Europeans care about the environment and climate change, while Americans are committed to religion and public morality but will do nothing to save the planet. Europeans regard capital punishment as murder, many Americans say the same about abortion. Europeans are afraid of war, Americans are aggressors who go unchecked. Europeans restrict handguns, Americans cling to the Second Amendment. Europeans would not touch genetically modified food and hormone-treated beef, while Americans go berserk because of a bit of cigarette smoke.
All these trends, said the pundits, would alienate Europeans and Americans from each other and make it much harder to reach agreement on global problems, be they fighting against climate change of preventing nuclear proliferation. Other experts pointed to demographic trends: Thanks to immigration, fewer Americans identify with Europe as the land of their ancestors, while diverging birth rates would make the United States a young and dynamic society compared to aging Europe.
All these tendencies do indeed exist, but it’s become clear that transatlantic relations in the 21st century are more about convergence than about divergence. As Europeans enforce smoking bans, they are adopting a very modern aspect of the American way of life — one that interferes much more with personal habits than watching American soap operas or munching popcorn in the movie theaters.
Families are moving from the cities to the suburbs, just like their American counterparts have done for a generation or two. While climate change is all the rage in Europe, the sale of gas-guzzling SUVs is booming, forcing the European Commission to adopt fuel-efficiency standards similar to America’s Corporate Average Fuel Economy rules.

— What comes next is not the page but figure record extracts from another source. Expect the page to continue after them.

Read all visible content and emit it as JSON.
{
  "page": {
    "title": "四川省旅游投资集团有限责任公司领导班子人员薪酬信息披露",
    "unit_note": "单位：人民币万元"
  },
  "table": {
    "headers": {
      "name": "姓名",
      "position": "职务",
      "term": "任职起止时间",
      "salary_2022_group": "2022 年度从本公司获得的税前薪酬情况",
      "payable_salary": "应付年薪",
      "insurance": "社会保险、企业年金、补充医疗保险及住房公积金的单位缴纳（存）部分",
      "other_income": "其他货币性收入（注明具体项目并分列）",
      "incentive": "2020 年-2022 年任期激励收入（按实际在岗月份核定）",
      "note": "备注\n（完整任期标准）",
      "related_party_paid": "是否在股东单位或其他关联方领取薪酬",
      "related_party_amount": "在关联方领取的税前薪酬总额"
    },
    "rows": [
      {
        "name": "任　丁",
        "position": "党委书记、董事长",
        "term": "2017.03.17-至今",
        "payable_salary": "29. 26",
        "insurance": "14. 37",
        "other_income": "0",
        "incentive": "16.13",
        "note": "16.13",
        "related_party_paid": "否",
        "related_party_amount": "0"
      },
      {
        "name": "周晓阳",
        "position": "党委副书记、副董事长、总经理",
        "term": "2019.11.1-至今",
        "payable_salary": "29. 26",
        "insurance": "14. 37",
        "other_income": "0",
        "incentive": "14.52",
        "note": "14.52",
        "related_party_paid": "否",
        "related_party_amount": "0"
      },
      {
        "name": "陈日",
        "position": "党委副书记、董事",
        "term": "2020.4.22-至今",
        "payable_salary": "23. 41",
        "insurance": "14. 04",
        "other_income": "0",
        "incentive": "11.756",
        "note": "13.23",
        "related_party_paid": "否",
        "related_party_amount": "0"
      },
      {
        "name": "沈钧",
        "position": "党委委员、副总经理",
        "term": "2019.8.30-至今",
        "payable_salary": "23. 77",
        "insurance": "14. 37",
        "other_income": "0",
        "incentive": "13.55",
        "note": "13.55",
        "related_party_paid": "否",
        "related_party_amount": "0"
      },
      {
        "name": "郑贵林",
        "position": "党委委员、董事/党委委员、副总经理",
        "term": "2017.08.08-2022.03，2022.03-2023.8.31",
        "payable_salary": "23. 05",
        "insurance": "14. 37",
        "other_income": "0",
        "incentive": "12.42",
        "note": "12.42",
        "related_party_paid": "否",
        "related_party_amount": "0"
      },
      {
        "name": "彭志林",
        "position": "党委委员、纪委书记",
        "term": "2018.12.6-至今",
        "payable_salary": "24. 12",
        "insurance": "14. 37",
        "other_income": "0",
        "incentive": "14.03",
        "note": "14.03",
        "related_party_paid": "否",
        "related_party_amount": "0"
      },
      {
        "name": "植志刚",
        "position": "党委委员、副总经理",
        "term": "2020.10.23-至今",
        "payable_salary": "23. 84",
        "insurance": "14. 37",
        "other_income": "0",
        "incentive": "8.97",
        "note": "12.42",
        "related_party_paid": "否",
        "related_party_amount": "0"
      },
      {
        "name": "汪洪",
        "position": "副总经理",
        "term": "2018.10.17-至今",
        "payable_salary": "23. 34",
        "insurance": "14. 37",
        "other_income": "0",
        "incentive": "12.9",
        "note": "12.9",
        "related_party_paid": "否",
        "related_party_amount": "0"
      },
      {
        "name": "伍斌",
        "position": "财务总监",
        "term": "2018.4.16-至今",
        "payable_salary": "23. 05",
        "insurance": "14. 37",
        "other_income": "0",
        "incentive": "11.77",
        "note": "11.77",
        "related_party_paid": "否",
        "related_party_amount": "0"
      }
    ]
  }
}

Meanwhile, Americans are becoming more European, or at least so it appears. Even outside Arnold Schwarzenegger’s California, the commitment to fight climate change is strengthening (though perhaps not in the White House). Americans are rediscovering their cities. More and more pedestrian zones and bike paths, things quintessentially European, are being demarcated.
Religion remains a major force in the United States, but social tolerance is also growing. Gay marriage is debated pretty much the same way on both sides of the Atlantic. And large swaths of American society are turning away from capital punishment and the free availability of guns.
The real fissure, it seems, runs not across the Atlantic, but across America — between urban and rural spheres, between the red and blue states. Sure, there will still be plenty of political disagreements and cultural misunderstandings between Europeans and Americans, but those who argue that the transatlantic alliance is irreversibly drifting apart are doing little more than blowing smoke. Eric Frey is managing editor of the Vienna daily Der Standard.